EternalWindows
インプレースアクティベーション / ボーダースペース

前節では、UIアクティベーションの際に行われるメニューのマージが、 IOleInPlaceFrameのメソッドを通じて行われることを説明しました。 今回はIOleInPlaceFrameのメソッドの中でボーダースペースに関するものを取り上げます。 ボーダーとは、一般にメニューの下に作成されるツールバーのことです。

実を言うと、ツールバーを表示するためにアプリケーションが行うことはほとんどありません。 単純に表示を許可する戻り値を返すだけで、 オブジェクトがコンテナのウインドウにツールバーを表示するようになります。 ツールバーは親ウインドウ(コンテナのウインドウ)の子ウインドウという位置づけであり、 親ウインドウの再描画の際には子ウインドウにちらつきが発生します。 これを防ぐために、親ウインドウにはWS_CLIPCHILDRENが指定されていることが望まれます。

オブジェクトはツールバーを表示する段階になると、 ツールバーを表示してもよいかを確認するためにRequestBorderSpaceを呼び出します。

STDMETHODIMP CContainer::RequestBorderSpace(LPCBORDERWIDTHS pborderwidths)
{
	return S_OK;
}

コンテナはツールバーの表示を許可する場合にS_OKを返し、許可しない場合にINPLACE_E_NOTOOLSPACEを返します。 ただし、オブジェクトによってはRequestBorderSpaceを呼び出さないこともあるため、 このメソッドでツールバーの表示を完全に制御できるわけではありません。 表示を許可するかどうかの判断は、引数のボーダースペース(ツールバーのサイズ)を基に行いますが、 今回は特に問わないためS_OKを返しています。

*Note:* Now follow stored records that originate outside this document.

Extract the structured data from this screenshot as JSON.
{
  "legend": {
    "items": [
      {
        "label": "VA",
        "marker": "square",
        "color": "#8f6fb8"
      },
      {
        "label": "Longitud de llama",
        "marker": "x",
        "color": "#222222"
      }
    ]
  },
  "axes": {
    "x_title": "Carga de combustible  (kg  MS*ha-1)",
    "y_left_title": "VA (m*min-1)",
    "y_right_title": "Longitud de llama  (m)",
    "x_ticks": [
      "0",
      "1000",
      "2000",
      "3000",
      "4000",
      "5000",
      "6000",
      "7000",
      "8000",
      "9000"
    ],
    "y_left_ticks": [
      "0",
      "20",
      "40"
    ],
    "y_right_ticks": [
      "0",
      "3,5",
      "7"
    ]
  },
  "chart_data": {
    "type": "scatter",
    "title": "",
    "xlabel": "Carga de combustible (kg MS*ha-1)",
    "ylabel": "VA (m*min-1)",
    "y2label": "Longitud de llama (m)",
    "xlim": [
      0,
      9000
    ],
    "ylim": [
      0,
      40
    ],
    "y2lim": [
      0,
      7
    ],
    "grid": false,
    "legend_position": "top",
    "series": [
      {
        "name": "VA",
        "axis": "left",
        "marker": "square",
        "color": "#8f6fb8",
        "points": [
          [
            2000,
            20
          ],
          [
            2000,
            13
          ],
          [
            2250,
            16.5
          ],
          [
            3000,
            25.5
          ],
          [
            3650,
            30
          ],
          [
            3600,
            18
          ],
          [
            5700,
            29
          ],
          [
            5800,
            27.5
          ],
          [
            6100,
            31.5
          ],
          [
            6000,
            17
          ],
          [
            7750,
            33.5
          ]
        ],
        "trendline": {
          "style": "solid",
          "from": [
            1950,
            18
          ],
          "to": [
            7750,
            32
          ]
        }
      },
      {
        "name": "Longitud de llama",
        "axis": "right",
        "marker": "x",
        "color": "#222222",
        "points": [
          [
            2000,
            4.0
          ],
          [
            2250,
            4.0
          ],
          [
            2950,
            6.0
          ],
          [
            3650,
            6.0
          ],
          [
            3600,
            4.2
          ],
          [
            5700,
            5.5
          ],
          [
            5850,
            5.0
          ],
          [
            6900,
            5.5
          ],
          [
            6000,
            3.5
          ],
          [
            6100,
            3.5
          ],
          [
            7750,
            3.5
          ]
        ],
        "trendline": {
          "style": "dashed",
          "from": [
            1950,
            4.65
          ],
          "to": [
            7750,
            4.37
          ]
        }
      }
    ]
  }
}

RequestBorderSpaceによってツールバーを表示できることが分かったオブジェクトは、 ツールバーを表示するためのスペースを確保するようコンテナに指示します。 これは、SetBorderSpaceで行われます。

STDMETHODIMP CContainer::SetBorderSpace(LPCBORDERWIDTHS pborderwidths)
{
	return S_OK;
}

今回は特に何も行わずにS_OKを返していますが、 コンテナがMDIウインドウを持っている場合はそう簡単にはいかないでしょう。 MDIウインドウを持っていれば、オブジェクトのツールバーによってMDIウインドウの一部が隠される可能性があるため、 隠されない程度にMDIウインドウをずらす処理が必要になります。

SetBorderSpaceは、ツールバーを表示するスペースを確保するためのものであり、 実際にツールバーをどこに表示すべきかを決定する権利はコンテナにあります。 コンテナはGetBorderが呼ばれた場合に、ツールバーを表示すべき範囲をオブジェクトに返します。

STDMETHODIMP CContainer::GetBorder(LPRECT lprectBorder)
{
	GetClientRect(m_hwnd, lprectBorder);

	return S_OK;
}

通常、ツールバーはウインドウの上端に表示するものであると思われます。 このような場合は、単純にウインドウのクライアント領域を返すだけで、 ツールバーがウインドウの上端に表示されることになると思われます。